I woke up to an inch an hour, snow falling in big fat flakes, coating our neighborhood in a downy blanket of white. It is quiet. There are 892 school closings in our area. Everyone is snuggled inside. And this would be the perfect time to pull up a few student essays, except this happened:
My kindergartener has loved this week, which kicked off with Read Across America day. Each day he has bounded off the school bus with a new story and a new connection to Dr. Seuss. Today was supposed to be crazy hair day at school, and he has had a plan for his hair since Monday. When he woke to find that school was cancelled due to snow, his lip jutted out and tears hovered on his lashes. He loves school. We don't use the word "hate" to describe things in our house, so you know it's serious when he declares, "I hate snow days!" But within a few minutes, he's had a change of heart. He's convinced his younger brother to dress up with him, to spend the day dressed as Thing 1 and Thing 2.
Breakfast is barely cleared from the table when my two boys get to work. They dig a cardboard box out the recycling and use crayons to make it red. They enlist me to use hair chalk to turn their hair blue. Suddenly Thing 1 and Thing 2 are bounding around our living room, bouncing out of their box, begging me to chase them, to try to lock them back into their chest like the Cat in the Hat tries to do. My boys are excited about bringing their books to life.

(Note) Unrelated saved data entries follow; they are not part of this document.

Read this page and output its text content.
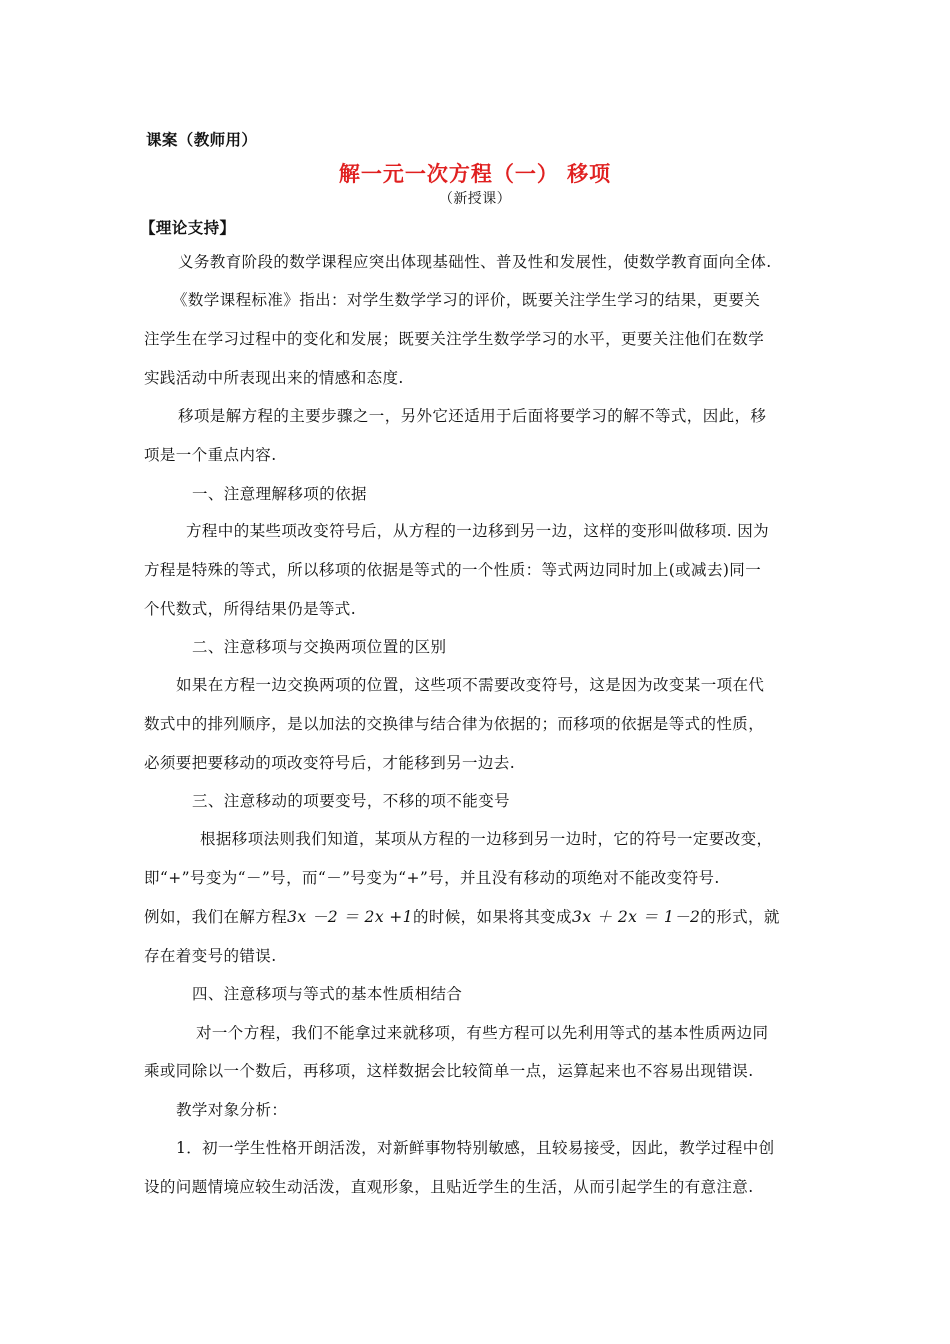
课案（教师用）
解一元一次方程（一） 移项
（新授课）
【理论支持】
义务教育阶段的数学课程应突出体现基础性、普及性和发展性，使数学教育面向全体.
《数学课程标准》指出：对学生数学学习的评价，既要关注学生学习的结果，更要关
注学生在学习过程中的变化和发展；既要关注学生数学学习的水平，更要关注他们在数学
实践活动中所表现出来的情感和态度.
移项是解方程的主要步骤之一，另外它还适用于后面将要学习的解不等式，因此，移
项是一个重点内容.
一、注意理解移项的依据
方程中的某些项改变符号后，从方程的一边移到另一边，这样的变形叫做移项. 因为
方程是特殊的等式，所以移项的依据是等式的一个性质：等式两边同时加上(或减去)同一
个代数式，所得结果仍是等式.
二、注意移项与交换两项位置的区别
如果在方程一边交换两项的位置，这些项不需要改变符号，这是因为改变某一项在代
数式中的排列顺序，是以加法的交换律与结合律为依据的；而移项的依据是等式的性质，
必须要把要移动的项改变符号后，才能移到另一边去.
三、注意移动的项要变号，不移的项不能变号
根据移项法则我们知道，某项从方程的一边移到另一边时，它的符号一定要改变，
即“+”号变为“－”号，而“－”号变为“+”号，并且没有移动的项绝对不能改变符号.
例如，我们在解方程3x －2 ＝ 2x +1的时候，如果将其变成3x ＋ 2x ＝ 1－2的形式，就
存在着变号的错误.
四、注意移项与等式的基本性质相结合
对一个方程，我们不能拿过来就移项，有些方程可以先利用等式的基本性质两边同
乘或同除以一个数后，再移项，这样数据会比较简单一点，运算起来也不容易出现错误.
教学对象分析：
1．初一学生性格开朗活泼，对新鲜事物特别敏感，且较易接受，因此，教学过程中创
设的问题情境应较生动活泼，直观形象，且贴近学生的生活，从而引起学生的有意注意.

But building this love of reading is not really something that can be tested, nor would I want to. So, in addition to not being all that sorry that I'm not spending my snow day grading in order to play Cat in the Hat with my boys, I'm also not at all sorry that I open up time for students to talk about books instead of spending time testing them on what they've read. I don't do plot tests or reading checks. It is wasted time. Talking about books is not wasted time. Exactly the opposite. I'm building life-long readers. So sorry, not sorry.